Photos and tidbits from my mother-daughter travels in Stockholm this summer!
Train rushing across the harbor towards Gamla Stan, or the Old Town, one of Europe’s largest and most well-preserved medieval centers.
Two examples of Stockholm’s well-known modern apartment complexes consisting of identical flats with wide windows and balconies. Initially the subject of international criticism for their industrial aesthetic, these buildings have come to be much loved by the people of Stockholm, especially for the amount of light each apartment receives.
This mural stands proudly on the entire southern wall of the Golden Hall in Stockholm’s City Hall. It is the largest of several Byzantine inspired gold mosaics, which portrays Swedish history and important persons, and that decorates the golden banqueting hall. The woman pictured represents the Queen of the Lake, or Sweden, holding peace between the Western (left) and Eastern (right) world.
Walkway leading towards the Stockholm City Hall, where guided tours give you a history of the building, which houses the Municipal Council, conferences and ceremonial halls, and is where the Nobel prize banquet is held.

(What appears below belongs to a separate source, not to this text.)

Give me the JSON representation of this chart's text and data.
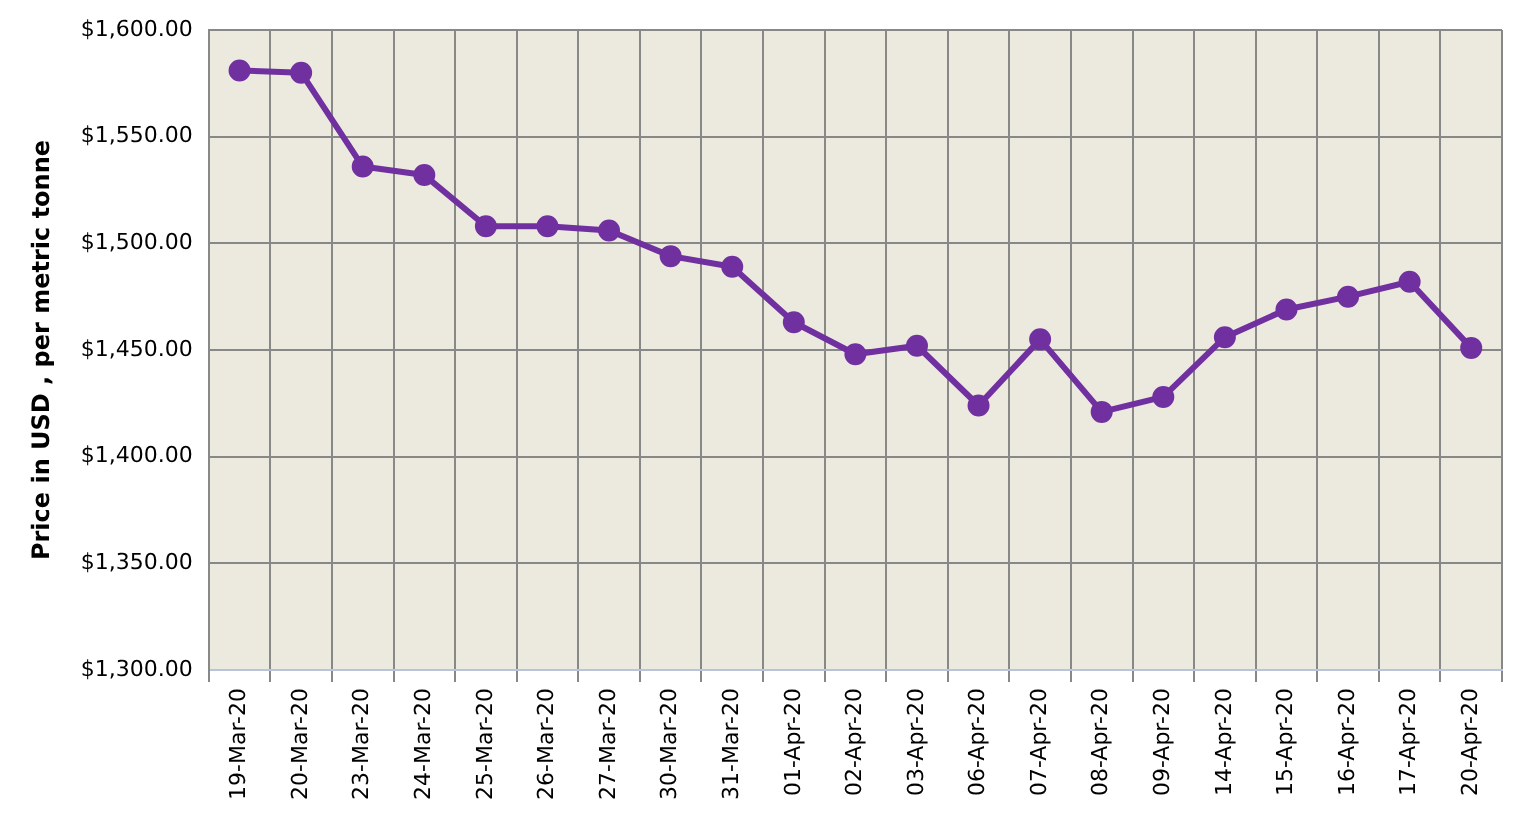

Drottningholm (literally meaning “Queen’s islet”) Palace was built on the island Lovon in 1580 by John III of Sweden for his queen, Catherine Jagellon. For most of the 18th century, the palace served as a summer residence for the Swedish royal family, and is well-known as having been a gift for the fiercely beautiful and strong-willed Queen Louisa Ulrika. Under Ulrika’s ownership, the palace was transformed into the more ornate and sophisticated French rococo style.
Located on the Drottningholm Palace grounds is also the Chinese Pavilion, a gift from Adolf Frederick, then King of Sweden, to his wife Queen Ulrika. The original Chinese Pavilion was secretly built off-site and brought to the palace gardens on the Queen’s 24th birthday. Today, the Chinese Pavilion, a rebuilt version by Queen Ulrika due to the original structure rotting, is a UNESCO World Heritage Site.
This unique theater also sits in the Drottningholm Palace gardens. The structure that now stands was rebuilt between 1763-1769 at the request of Queen Ulrika after the original theater was burnt down. However, the Queen did not have sufficient funds for the theater, and promised the architect Carl Fredrik Adelcrantz she would repay the man after the building was complete. Due to limited funds, everything in the theater is made of wood and painted to look like marble, even the ceiling and balconies are made of paper mache. Sadly, the Queen never paid the architect back and he died a poor man.
Boats and summer houses accessed by ferry only in the warmer months.
Children splashing in a fountain located in Östermalm, a district located in Stockholm’s city center, and is one of the most populous and expensive residential areas in the city.
From top left to bottom right: Hot dogs are popular snacks in the city and can be enjoyed plain or covered in mashed potatoes or shrimp salad or relish. A crane shaped like a giraffe, which I added, because it’s something fun. An ice sculpture from the well-known ICEBAR, where patrons are given heavy coats and can enjoy an Absolute vodka (liquor from Stockholm) cocktails from a cup made of ice. A dish of reindeer, cranberries, and potatoes – a popular way to serve this wild game.